Sąd ustalił następujący stan faktyczny:

Dnia 28 sierpnia 2020 r. w P. K. T. jechał samochodem osobowym marki V. o numerze rejestracyjnym (...). Poruszał się ulicą (...) w kierunku centrum miasta. Zbliżając się do skrzyżowania z ul. (...) nie obserwował drogi, wskutek czego nie zauważył przechodzącego przez przejście dla pieszych syna powódki D. B. i potrącił go. W wyniku tego D. B. doznał licznych obrażeń, które spowodowały jego śmierć na miejscu.

W dniu wypadku K. T. był objęty ochroną ubezpieczeniową w zakresie odpowiedzialności cywilnej posiadaczy pojazdów mechanicznych za szkody wywołane ich ruchem w ramach umowy zawartej z pozwanym.

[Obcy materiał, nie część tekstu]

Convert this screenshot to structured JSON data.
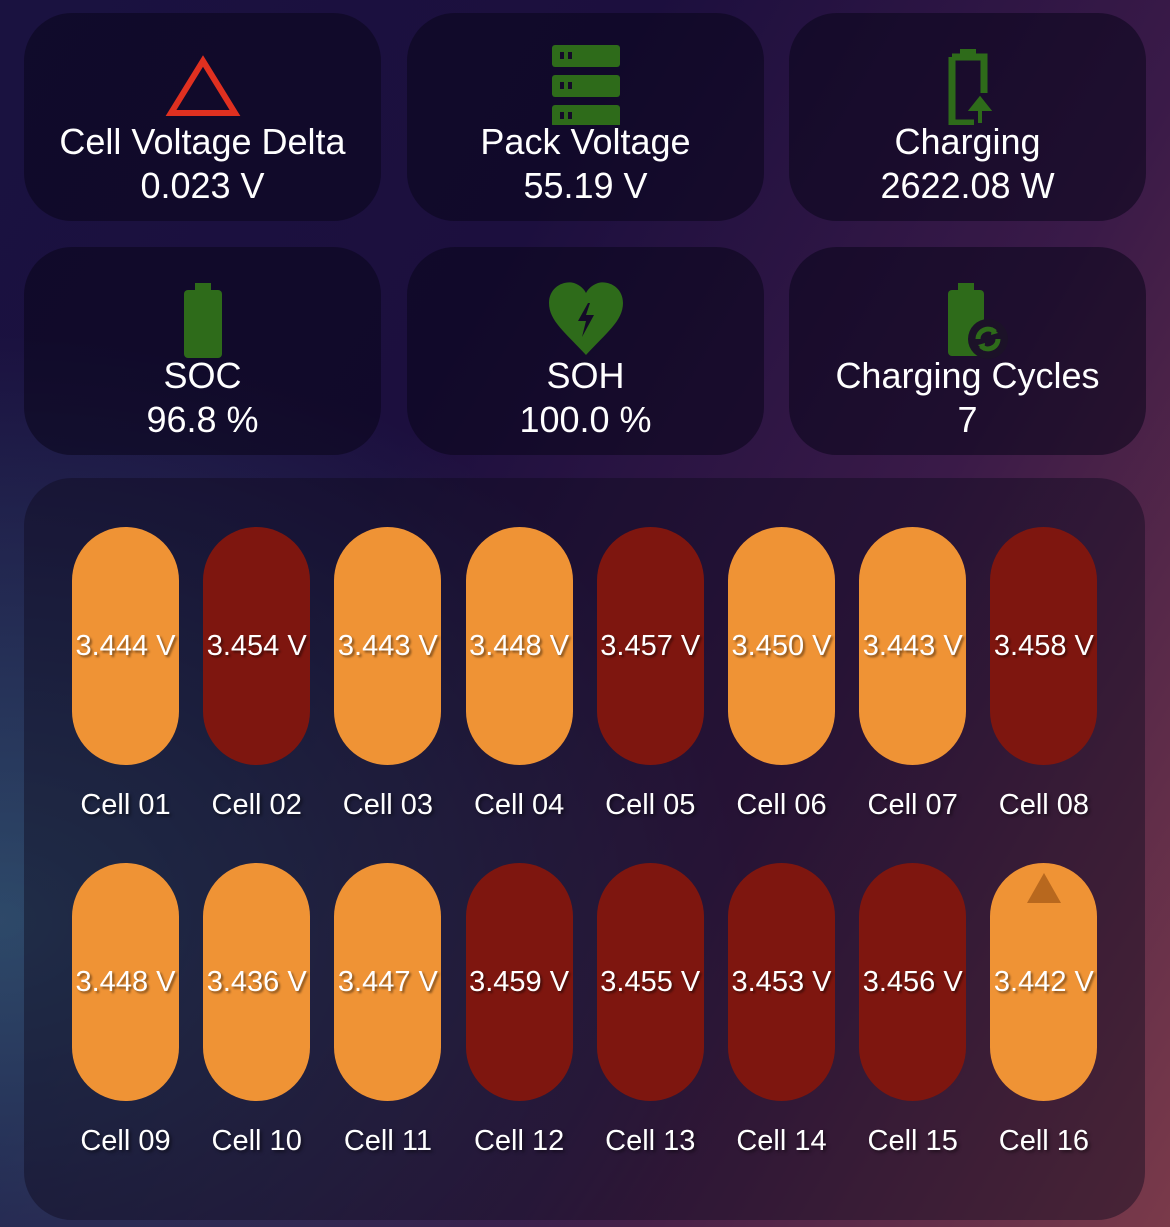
{
  "colors": {
    "normal": "#ef9335",
    "high": "#7e160f",
    "icon_green": "#2e6b1a",
    "alert_red": "#e03020"
  },
  "cards": [
    {
      "icon": "triangle-alert-icon",
      "title": "Cell Voltage Delta",
      "value": "0.023 V"
    },
    {
      "icon": "server-stack-icon",
      "title": "Pack Voltage",
      "value": "55.19 V"
    },
    {
      "icon": "battery-charging-icon",
      "title": "Charging",
      "value": "2622.08 W"
    },
    {
      "icon": "battery-full-icon",
      "title": "SOC",
      "value": "96.8 %"
    },
    {
      "icon": "heart-pulse-icon",
      "title": "SOH",
      "value": "100.0 %"
    },
    {
      "icon": "battery-sync-icon",
      "title": "Charging Cycles",
      "value": "7"
    }
  ],
  "cells": [
    {
      "label": "Cell 01",
      "value": "3.444 V",
      "state": "normal"
    },
    {
      "label": "Cell 02",
      "value": "3.454 V",
      "state": "high"
    },
    {
      "label": "Cell 03",
      "value": "3.443 V",
      "state": "normal"
    },
    {
      "label": "Cell 04",
      "value": "3.448 V",
      "state": "normal"
    },
    {
      "label": "Cell 05",
      "value": "3.457 V",
      "state": "high"
    },
    {
      "label": "Cell 06",
      "value": "3.450 V",
      "state": "normal"
    },
    {
      "label": "Cell 07",
      "value": "3.443 V",
      "state": "normal"
    },
    {
      "label": "Cell 08",
      "value": "3.458 V",
      "state": "high"
    },
    {
      "label": "Cell 09",
      "value": "3.448 V",
      "state": "normal"
    },
    {
      "label": "Cell 10",
      "value": "3.436 V",
      "state": "normal"
    },
    {
      "label": "Cell 11",
      "value": "3.447 V",
      "state": "normal"
    },
    {
      "label": "Cell 12",
      "value": "3.459 V",
      "state": "high"
    },
    {
      "label": "Cell 13",
      "value": "3.455 V",
      "state": "high"
    },
    {
      "label": "Cell 14",
      "value": "3.453 V",
      "state": "high"
    },
    {
      "label": "Cell 15",
      "value": "3.456 V",
      "state": "high"
    },
    {
      "label": "Cell 16",
      "value": "3.442 V",
      "state": "normal",
      "marker": "triangle-up-icon"
    }
  ]
}
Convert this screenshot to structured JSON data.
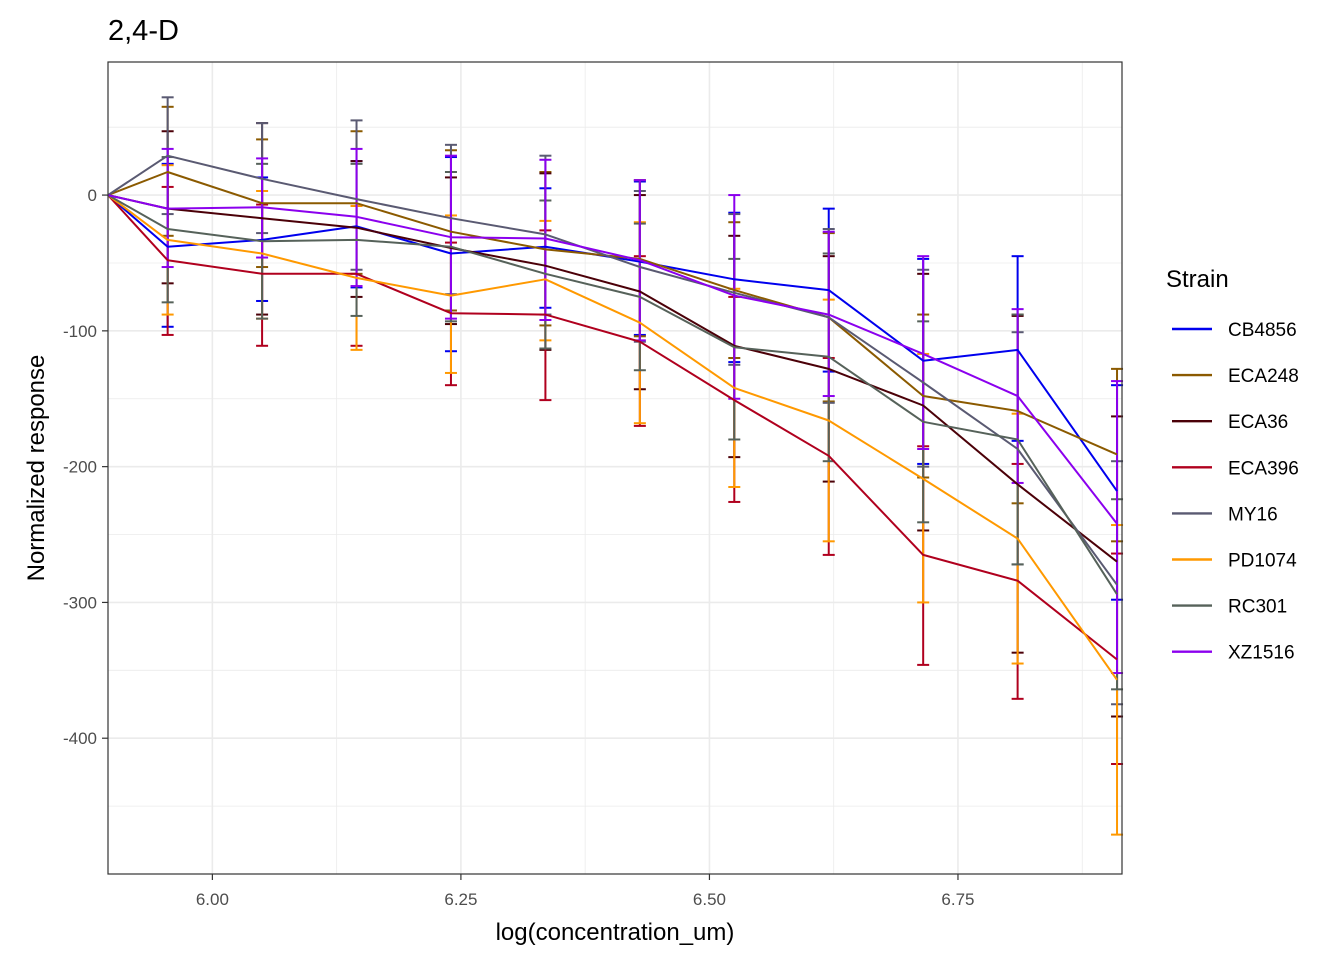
{
  "chart_data": {
    "type": "line",
    "title": "2,4-D",
    "xlabel": "log(concentration_um)",
    "ylabel": "Normalized response",
    "xlim": [
      5.895,
      6.915
    ],
    "ylim": [
      -500,
      98
    ],
    "x_ticks": [
      6.0,
      6.25,
      6.5,
      6.75
    ],
    "x_tick_labels": [
      "6.00",
      "6.25",
      "6.50",
      "6.75"
    ],
    "y_ticks": [
      0,
      -100,
      -200,
      -300,
      -400
    ],
    "y_tick_labels": [
      "0",
      "-100",
      "-200",
      "-300",
      "-400"
    ],
    "grid": true,
    "legend": {
      "title": "Strain",
      "position": "right"
    },
    "x": [
      5.895,
      5.955,
      6.05,
      6.145,
      6.24,
      6.335,
      6.43,
      6.525,
      6.62,
      6.715,
      6.81,
      6.91
    ],
    "series": [
      {
        "name": "CB4856",
        "color": "#0000EE",
        "values": [
          0,
          -38,
          -33,
          -23,
          -43,
          -38,
          -49,
          -62,
          -70,
          -122,
          -114,
          -218
        ],
        "lower": [
          0,
          -97,
          -78,
          -68,
          -115,
          -83,
          -103,
          -123,
          -130,
          -198,
          -181,
          -298
        ],
        "upper": [
          0,
          23,
          13,
          25,
          28,
          5,
          10,
          -13,
          -10,
          -47,
          -45,
          -140
        ]
      },
      {
        "name": "ECA248",
        "color": "#8B5A00",
        "values": [
          0,
          17,
          -6,
          -6,
          -27,
          -40,
          -47,
          -70,
          -90,
          -148,
          -159,
          -191
        ],
        "lower": [
          0,
          -30,
          -53,
          -58,
          -85,
          -96,
          -104,
          -120,
          -152,
          -208,
          -227,
          -255
        ],
        "upper": [
          0,
          65,
          41,
          47,
          33,
          17,
          11,
          -20,
          -28,
          -88,
          -88,
          -128
        ]
      },
      {
        "name": "ECA36",
        "color": "#4B0008",
        "values": [
          0,
          -10,
          -17,
          -24,
          -39,
          -52,
          -71,
          -111,
          -128,
          -155,
          -213,
          -270
        ],
        "lower": [
          0,
          -65,
          -88,
          -75,
          -95,
          -114,
          -143,
          -193,
          -211,
          -247,
          -337,
          -384
        ],
        "upper": [
          0,
          47,
          53,
          25,
          13,
          16,
          0,
          -30,
          -45,
          -58,
          -89,
          -163
        ]
      },
      {
        "name": "ECA396",
        "color": "#B0001E",
        "values": [
          0,
          -48,
          -58,
          -58,
          -87,
          -88,
          -108,
          -151,
          -192,
          -265,
          -284,
          -342
        ],
        "lower": [
          0,
          -103,
          -111,
          -111,
          -140,
          -151,
          -170,
          -226,
          -265,
          -346,
          -371,
          -419
        ],
        "upper": [
          0,
          6,
          -7,
          -8,
          -35,
          -26,
          -45,
          -75,
          -120,
          -185,
          -198,
          -264
        ]
      },
      {
        "name": "MY16",
        "color": "#5A5A72",
        "values": [
          0,
          29,
          12,
          -3,
          -17,
          -29,
          -53,
          -72,
          -90,
          -138,
          -187,
          -287
        ],
        "lower": [
          0,
          -14,
          -28,
          -55,
          -73,
          -88,
          -108,
          -125,
          -153,
          -200,
          -272,
          -375
        ],
        "upper": [
          0,
          72,
          53,
          55,
          37,
          29,
          3,
          -14,
          -25,
          -55,
          -101,
          -196
        ]
      },
      {
        "name": "PD1074",
        "color": "#FF9900",
        "values": [
          0,
          -33,
          -43,
          -61,
          -74,
          -62,
          -94,
          -142,
          -166,
          -209,
          -253,
          -357
        ],
        "lower": [
          0,
          -88,
          -91,
          -114,
          -131,
          -107,
          -168,
          -215,
          -255,
          -300,
          -345,
          -471
        ],
        "upper": [
          0,
          22,
          3,
          -8,
          -15,
          -19,
          -20,
          -69,
          -77,
          -117,
          -161,
          -243
        ]
      },
      {
        "name": "RC301",
        "color": "#56625A",
        "values": [
          0,
          -25,
          -34,
          -33,
          -38,
          -58,
          -75,
          -112,
          -119,
          -167,
          -180,
          -294
        ],
        "lower": [
          0,
          -79,
          -91,
          -89,
          -93,
          -113,
          -129,
          -180,
          -196,
          -241,
          -272,
          -364
        ],
        "upper": [
          0,
          28,
          23,
          23,
          17,
          -4,
          -21,
          -47,
          -43,
          -93,
          -88,
          -224
        ]
      },
      {
        "name": "XZ1516",
        "color": "#8B00EE",
        "values": [
          0,
          -10,
          -9,
          -16,
          -31,
          -32,
          -48,
          -74,
          -88,
          -117,
          -148,
          -242
        ],
        "lower": [
          0,
          -53,
          -46,
          -67,
          -91,
          -92,
          -107,
          -150,
          -148,
          -187,
          -212,
          -352
        ],
        "upper": [
          0,
          34,
          27,
          34,
          29,
          26,
          11,
          0,
          -27,
          -45,
          -84,
          -137
        ]
      }
    ]
  }
}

(twierdzenie powódki przyznane przez pozwanego)

W miejscu, gdzie doszło do wypadku, ul. (...) ma po dwa pasy ruchu w każdą stronę. W chwili potrącenia D. B. przechodził przez jezdnię przejściem dla pieszych z lewej na prawą stronę. Nie zachował przy tym ostrożności, gdyż po pokonaniu lewego pasa ruchu, wkroczył na prawy pas, którym poruszał się samochód kierowany przez K. T., gdy znajdował się on w odległości, która uniemożliwiała kierowcy zatrzymanie pojazdu przed jego torem ruchu i udzielenie mu pierwszeństwa.

Gdyby przechodząc przez przejście D. B. obserwował jezdnię po swojej prawej stronie, skąd jedynie mógł nadjechać pojazd, który mógłby stanowić dla niego zagrożenie, dostrzegłby zbliżający się samochód V.. Dzięki temu mógłby powstrzymać się przed wejściem na prawy pas ruchu i uniknąłby potrącenia.

(dowód: opinia biegłego z dziedziny rekonstrukcji wypadków drogowych R. A., k. 139-159 akt II K 13/21 SR w Pile, opinia uzupełniająca, k. 127-133)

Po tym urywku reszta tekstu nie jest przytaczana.